Ch.11-12 - Mendel and the Gene Idea & The Chromosomal Basis of Inheritance
Genetics and Inheritance
Mendel's principles explain how traits are inherited.
P generation: Parental generation.
F1, F2 generations: First and second filial generations.
Monohybrid cross: One trait; dihybrid cross: Two traits.
Homozygous: Same alleles; heterozygous: Different alleles.
Phenotype: Physical traits; genotype: Genetic makeup.
Dominant/recessive alleles: Dominant masks recessive.
Connection: Homologous chromosomes carry alleles.
Punnett squares: Predict offspring ratios.
Rule of multiplication: Probability of independent events.
Pedigree: Family tree showing inheritance.
Carrier: Heterozygous for recessive disorder.
Complex Patterns of Inheritance
Incomplete dominance: Intermediate phenotype.
Multiple alleles: More than two alleles (e.g., ABO blood types).
Codominance: Both alleles expressed (e.g., AB blood type).

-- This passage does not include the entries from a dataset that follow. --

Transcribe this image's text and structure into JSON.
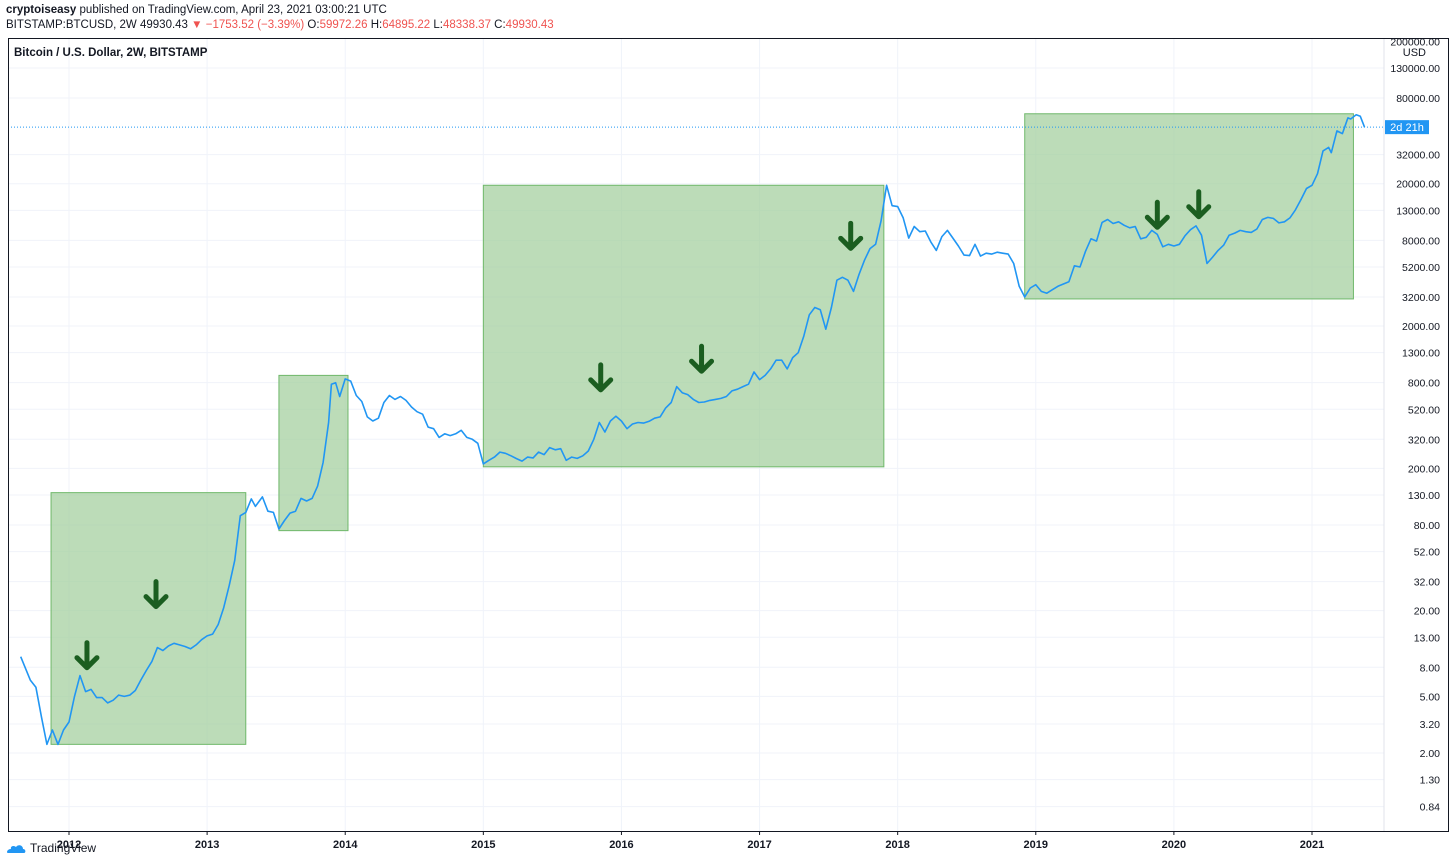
{
  "header": {
    "publisher": "cryptoiseasy",
    "published_text": "published on TradingView.com, April 23, 2021 03:00:21 UTC",
    "symbol": "BITSTAMP:BTCUSD, 2W",
    "last": "49930.43",
    "change_arrow": "▼",
    "change": "−1753.52 (−3.39%)",
    "open_label": "O:",
    "open": "59972.26",
    "high_label": "H:",
    "high": "64895.22",
    "low_label": "L:",
    "low": "48338.37",
    "close_label": "C:",
    "close": "49930.43"
  },
  "footer": {
    "brand": "TradingView",
    "icon": "tradingview-cloud-icon"
  },
  "colors": {
    "line": "#2196f3",
    "box_fill": "#a5d0a0",
    "box_stroke": "#6fb86a",
    "arrow": "#1b5e20",
    "down": "#ef5350",
    "price_tag": "#2196f3"
  },
  "chart_data": {
    "type": "line",
    "title": "Bitcoin / U.S. Dollar, 2W, BITSTAMP",
    "y_unit": "USD",
    "y_scale": "log",
    "x_ticks": [
      "2012",
      "2013",
      "2014",
      "2015",
      "2016",
      "2017",
      "2018",
      "2019",
      "2020",
      "2021"
    ],
    "y_ticks": [
      {
        "label": "200000.00",
        "value": 200000
      },
      {
        "label": "130000.00",
        "value": 130000
      },
      {
        "label": "80000.00",
        "value": 80000
      },
      {
        "label": "32000.00",
        "value": 32000
      },
      {
        "label": "20000.00",
        "value": 20000
      },
      {
        "label": "13000.00",
        "value": 13000
      },
      {
        "label": "8000.00",
        "value": 8000
      },
      {
        "label": "5200.00",
        "value": 5200
      },
      {
        "label": "3200.00",
        "value": 3200
      },
      {
        "label": "2000.00",
        "value": 2000
      },
      {
        "label": "1300.00",
        "value": 1300
      },
      {
        "label": "800.00",
        "value": 800
      },
      {
        "label": "520.00",
        "value": 520
      },
      {
        "label": "320.00",
        "value": 320
      },
      {
        "label": "200.00",
        "value": 200
      },
      {
        "label": "130.00",
        "value": 130
      },
      {
        "label": "80.00",
        "value": 80
      },
      {
        "label": "52.00",
        "value": 52
      },
      {
        "label": "32.00",
        "value": 32
      },
      {
        "label": "20.00",
        "value": 20
      },
      {
        "label": "13.00",
        "value": 13
      },
      {
        "label": "8.00",
        "value": 8
      },
      {
        "label": "5.00",
        "value": 5
      },
      {
        "label": "3.20",
        "value": 3.2
      },
      {
        "label": "2.00",
        "value": 2
      },
      {
        "label": "1.30",
        "value": 1.3
      },
      {
        "label": "0.84",
        "value": 0.84
      }
    ],
    "current_price": 49930.43,
    "countdown": "2d 21h",
    "series": [
      {
        "points": [
          [
            2011.65,
            9.5
          ],
          [
            2011.72,
            6.5
          ],
          [
            2011.76,
            5.8
          ],
          [
            2011.8,
            3.6
          ],
          [
            2011.84,
            2.3
          ],
          [
            2011.88,
            2.9
          ],
          [
            2011.92,
            2.3
          ],
          [
            2011.96,
            2.9
          ],
          [
            2012.0,
            3.3
          ],
          [
            2012.04,
            5.0
          ],
          [
            2012.08,
            7.0
          ],
          [
            2012.12,
            5.4
          ],
          [
            2012.16,
            5.6
          ],
          [
            2012.2,
            4.9
          ],
          [
            2012.24,
            4.9
          ],
          [
            2012.28,
            4.5
          ],
          [
            2012.32,
            4.7
          ],
          [
            2012.36,
            5.1
          ],
          [
            2012.4,
            5.0
          ],
          [
            2012.44,
            5.1
          ],
          [
            2012.48,
            5.5
          ],
          [
            2012.52,
            6.5
          ],
          [
            2012.56,
            7.6
          ],
          [
            2012.6,
            8.8
          ],
          [
            2012.64,
            11.0
          ],
          [
            2012.68,
            10.5
          ],
          [
            2012.72,
            11.3
          ],
          [
            2012.76,
            11.8
          ],
          [
            2012.8,
            11.5
          ],
          [
            2012.84,
            11.2
          ],
          [
            2012.88,
            10.8
          ],
          [
            2012.92,
            11.5
          ],
          [
            2012.96,
            12.5
          ],
          [
            2013.0,
            13.3
          ],
          [
            2013.04,
            13.7
          ],
          [
            2013.08,
            16.0
          ],
          [
            2013.12,
            21.0
          ],
          [
            2013.16,
            30.0
          ],
          [
            2013.2,
            45.0
          ],
          [
            2013.24,
            93.0
          ],
          [
            2013.28,
            98.0
          ],
          [
            2013.32,
            122.0
          ],
          [
            2013.35,
            108.0
          ],
          [
            2013.4,
            126.0
          ],
          [
            2013.44,
            100.0
          ],
          [
            2013.48,
            98.0
          ],
          [
            2013.52,
            75.0
          ],
          [
            2013.56,
            86.0
          ],
          [
            2013.6,
            97.0
          ],
          [
            2013.64,
            100.0
          ],
          [
            2013.68,
            123.0
          ],
          [
            2013.72,
            118.0
          ],
          [
            2013.76,
            123.0
          ],
          [
            2013.8,
            150.0
          ],
          [
            2013.84,
            220.0
          ],
          [
            2013.88,
            420.0
          ],
          [
            2013.9,
            780.0
          ],
          [
            2013.93,
            800.0
          ],
          [
            2013.96,
            640.0
          ],
          [
            2014.0,
            850.0
          ],
          [
            2014.04,
            820.0
          ],
          [
            2014.08,
            650.0
          ],
          [
            2014.12,
            590.0
          ],
          [
            2014.16,
            460.0
          ],
          [
            2014.2,
            430.0
          ],
          [
            2014.24,
            450.0
          ],
          [
            2014.28,
            580.0
          ],
          [
            2014.32,
            650.0
          ],
          [
            2014.36,
            610.0
          ],
          [
            2014.4,
            640.0
          ],
          [
            2014.44,
            600.0
          ],
          [
            2014.48,
            540.0
          ],
          [
            2014.52,
            500.0
          ],
          [
            2014.56,
            480.0
          ],
          [
            2014.6,
            390.0
          ],
          [
            2014.64,
            380.0
          ],
          [
            2014.68,
            330.0
          ],
          [
            2014.72,
            350.0
          ],
          [
            2014.76,
            340.0
          ],
          [
            2014.8,
            350.0
          ],
          [
            2014.84,
            370.0
          ],
          [
            2014.88,
            330.0
          ],
          [
            2014.92,
            320.0
          ],
          [
            2014.96,
            300.0
          ],
          [
            2015.0,
            215.0
          ],
          [
            2015.04,
            228.0
          ],
          [
            2015.08,
            240.0
          ],
          [
            2015.12,
            260.0
          ],
          [
            2015.16,
            255.0
          ],
          [
            2015.2,
            245.0
          ],
          [
            2015.24,
            234.0
          ],
          [
            2015.28,
            225.0
          ],
          [
            2015.32,
            240.0
          ],
          [
            2015.36,
            237.0
          ],
          [
            2015.4,
            260.0
          ],
          [
            2015.44,
            250.0
          ],
          [
            2015.48,
            280.0
          ],
          [
            2015.52,
            270.0
          ],
          [
            2015.56,
            275.0
          ],
          [
            2015.6,
            228.0
          ],
          [
            2015.64,
            240.0
          ],
          [
            2015.68,
            235.0
          ],
          [
            2015.72,
            245.0
          ],
          [
            2015.76,
            265.0
          ],
          [
            2015.8,
            320.0
          ],
          [
            2015.84,
            420.0
          ],
          [
            2015.88,
            360.0
          ],
          [
            2015.92,
            430.0
          ],
          [
            2015.96,
            465.0
          ],
          [
            2016.0,
            430.0
          ],
          [
            2016.04,
            380.0
          ],
          [
            2016.08,
            410.0
          ],
          [
            2016.12,
            420.0
          ],
          [
            2016.16,
            416.0
          ],
          [
            2016.2,
            428.0
          ],
          [
            2016.24,
            450.0
          ],
          [
            2016.28,
            460.0
          ],
          [
            2016.32,
            530.0
          ],
          [
            2016.36,
            580.0
          ],
          [
            2016.4,
            750.0
          ],
          [
            2016.44,
            680.0
          ],
          [
            2016.48,
            660.0
          ],
          [
            2016.52,
            610.0
          ],
          [
            2016.56,
            580.0
          ],
          [
            2016.6,
            585.0
          ],
          [
            2016.64,
            600.0
          ],
          [
            2016.68,
            610.0
          ],
          [
            2016.72,
            620.0
          ],
          [
            2016.76,
            640.0
          ],
          [
            2016.8,
            700.0
          ],
          [
            2016.84,
            720.0
          ],
          [
            2016.88,
            750.0
          ],
          [
            2016.92,
            780.0
          ],
          [
            2016.96,
            950.0
          ],
          [
            2017.0,
            840.0
          ],
          [
            2017.04,
            900.0
          ],
          [
            2017.08,
            1000.0
          ],
          [
            2017.12,
            1150.0
          ],
          [
            2017.16,
            1150.0
          ],
          [
            2017.2,
            1000.0
          ],
          [
            2017.24,
            1200.0
          ],
          [
            2017.28,
            1300.0
          ],
          [
            2017.32,
            1700.0
          ],
          [
            2017.36,
            2400.0
          ],
          [
            2017.4,
            2700.0
          ],
          [
            2017.44,
            2600.0
          ],
          [
            2017.48,
            1900.0
          ],
          [
            2017.52,
            2700.0
          ],
          [
            2017.56,
            4200.0
          ],
          [
            2017.6,
            4400.0
          ],
          [
            2017.64,
            4200.0
          ],
          [
            2017.68,
            3500.0
          ],
          [
            2017.72,
            4600.0
          ],
          [
            2017.76,
            5800.0
          ],
          [
            2017.8,
            7000.0
          ],
          [
            2017.84,
            7500.0
          ],
          [
            2017.88,
            11000.0
          ],
          [
            2017.92,
            19500.0
          ],
          [
            2017.96,
            14000.0
          ],
          [
            2018.0,
            13800.0
          ],
          [
            2018.04,
            11500.0
          ],
          [
            2018.08,
            8300.0
          ],
          [
            2018.12,
            10000.0
          ],
          [
            2018.16,
            9200.0
          ],
          [
            2018.2,
            9300.0
          ],
          [
            2018.24,
            7800.0
          ],
          [
            2018.28,
            6800.0
          ],
          [
            2018.32,
            8500.0
          ],
          [
            2018.36,
            9400.0
          ],
          [
            2018.4,
            8300.0
          ],
          [
            2018.44,
            7300.0
          ],
          [
            2018.48,
            6300.0
          ],
          [
            2018.52,
            6250.0
          ],
          [
            2018.56,
            7500.0
          ],
          [
            2018.6,
            6200.0
          ],
          [
            2018.64,
            6500.0
          ],
          [
            2018.68,
            6400.0
          ],
          [
            2018.72,
            6600.0
          ],
          [
            2018.76,
            6500.0
          ],
          [
            2018.8,
            6400.0
          ],
          [
            2018.84,
            5500.0
          ],
          [
            2018.88,
            3800.0
          ],
          [
            2018.92,
            3200.0
          ],
          [
            2018.96,
            3700.0
          ],
          [
            2019.0,
            3900.0
          ],
          [
            2019.04,
            3500.0
          ],
          [
            2019.08,
            3400.0
          ],
          [
            2019.12,
            3600.0
          ],
          [
            2019.16,
            3800.0
          ],
          [
            2019.2,
            3950.0
          ],
          [
            2019.24,
            4100.0
          ],
          [
            2019.28,
            5300.0
          ],
          [
            2019.32,
            5200.0
          ],
          [
            2019.36,
            6700.0
          ],
          [
            2019.4,
            8200.0
          ],
          [
            2019.44,
            7900.0
          ],
          [
            2019.48,
            10700.0
          ],
          [
            2019.52,
            11200.0
          ],
          [
            2019.56,
            10500.0
          ],
          [
            2019.6,
            10800.0
          ],
          [
            2019.64,
            10200.0
          ],
          [
            2019.68,
            9800.0
          ],
          [
            2019.72,
            10000.0
          ],
          [
            2019.76,
            8200.0
          ],
          [
            2019.8,
            8400.0
          ],
          [
            2019.84,
            9400.0
          ],
          [
            2019.88,
            8800.0
          ],
          [
            2019.92,
            7200.0
          ],
          [
            2019.96,
            7500.0
          ],
          [
            2020.0,
            7300.0
          ],
          [
            2020.04,
            7500.0
          ],
          [
            2020.08,
            8600.0
          ],
          [
            2020.12,
            9500.0
          ],
          [
            2020.16,
            10100.0
          ],
          [
            2020.2,
            8700.0
          ],
          [
            2020.24,
            5500.0
          ],
          [
            2020.28,
            6100.0
          ],
          [
            2020.32,
            6800.0
          ],
          [
            2020.36,
            7400.0
          ],
          [
            2020.4,
            8700.0
          ],
          [
            2020.44,
            9000.0
          ],
          [
            2020.48,
            9400.0
          ],
          [
            2020.52,
            9200.0
          ],
          [
            2020.56,
            9100.0
          ],
          [
            2020.6,
            9600.0
          ],
          [
            2020.64,
            11200.0
          ],
          [
            2020.68,
            11600.0
          ],
          [
            2020.72,
            11400.0
          ],
          [
            2020.76,
            10600.0
          ],
          [
            2020.8,
            10800.0
          ],
          [
            2020.84,
            11500.0
          ],
          [
            2020.88,
            13100.0
          ],
          [
            2020.92,
            15500.0
          ],
          [
            2020.96,
            18500.0
          ],
          [
            2021.0,
            19500.0
          ],
          [
            2021.04,
            23500.0
          ],
          [
            2021.08,
            34000.0
          ],
          [
            2021.12,
            36000.0
          ],
          [
            2021.14,
            33000.0
          ],
          [
            2021.18,
            47000.0
          ],
          [
            2021.22,
            45000.0
          ],
          [
            2021.26,
            58000.0
          ],
          [
            2021.28,
            57000.0
          ],
          [
            2021.32,
            61000.0
          ],
          [
            2021.35,
            59500.0
          ],
          [
            2021.38,
            49930.43
          ]
        ]
      }
    ],
    "boxes": [
      {
        "x0": 2011.87,
        "x1": 2013.28,
        "y0": 2.3,
        "y1": 135
      },
      {
        "x0": 2013.52,
        "x1": 2014.02,
        "y0": 73,
        "y1": 900
      },
      {
        "x0": 2015.0,
        "x1": 2017.9,
        "y0": 205,
        "y1": 19500
      },
      {
        "x0": 2018.92,
        "x1": 2021.3,
        "y0": 3100,
        "y1": 62000
      }
    ],
    "arrows": [
      {
        "x": 2012.13,
        "y": 9.5
      },
      {
        "x": 2012.63,
        "y": 25.5
      },
      {
        "x": 2015.85,
        "y": 850
      },
      {
        "x": 2016.58,
        "y": 1150
      },
      {
        "x": 2017.66,
        "y": 8400
      },
      {
        "x": 2019.88,
        "y": 11800
      },
      {
        "x": 2020.18,
        "y": 14000
      }
    ]
  }
}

Polygenic inheritance: Multiple genes affect trait (e.g., skin color).
Epistasis: One gene affects expression of another.
Sex-linked genes: Located on sex chromosomes; show different inheritance patterns.
Sex-linked recessive traits: More common in males (e.g., color blindness).
ABO Blood Types Table
Genotype | Phenotype |
|---|---|
IAIA, IAi | Type A |
IBIB, IBi | Type B |
IAIB | Type AB |
ii | Type O |
Ch.19-21 - Evolution and the Evolution of Populations
Descent with Modification and Natural Selection
Darwin's theory explains how species change over time.
Descent with modification: Species evolve from common ancestors.
Natural selection: Favorable traits increase survival and reproduction.
Homologies: Similarities due to shared ancestry; used in evolutionary trees.
Convergent evolution: Similar traits in unrelated species due to similar environments.
Classification and Phylogeny
Scientific name: Genus and species.
Taxa: Domain, kingdom, phylum, class, order, family, genus, species.
Phylogenetic trees: Diagrams showing evolutionary relationships.
Three-domain system: Bacteria, Archaea, Eukarya.
Population Genetics and Microevolution
Population: Group of individuals of same species.
Gene pool: All alleles in population.
Microevolution: Change in gene pool over time.
Ultimate source of variation: Mutation.
Hardy-Weinberg equilibrium: No evolution if five conditions met (no mutation, random mating, no gene flow, large population, no selection).
Agents of microevolution: Genetic drift (bottleneck, founder effect), gene flow, mutation, non-random mating, natural selection (stabilizing, directional, disruptive).
Evolutionary fitness: Ability to survive and reproduce; relates to selection and drift.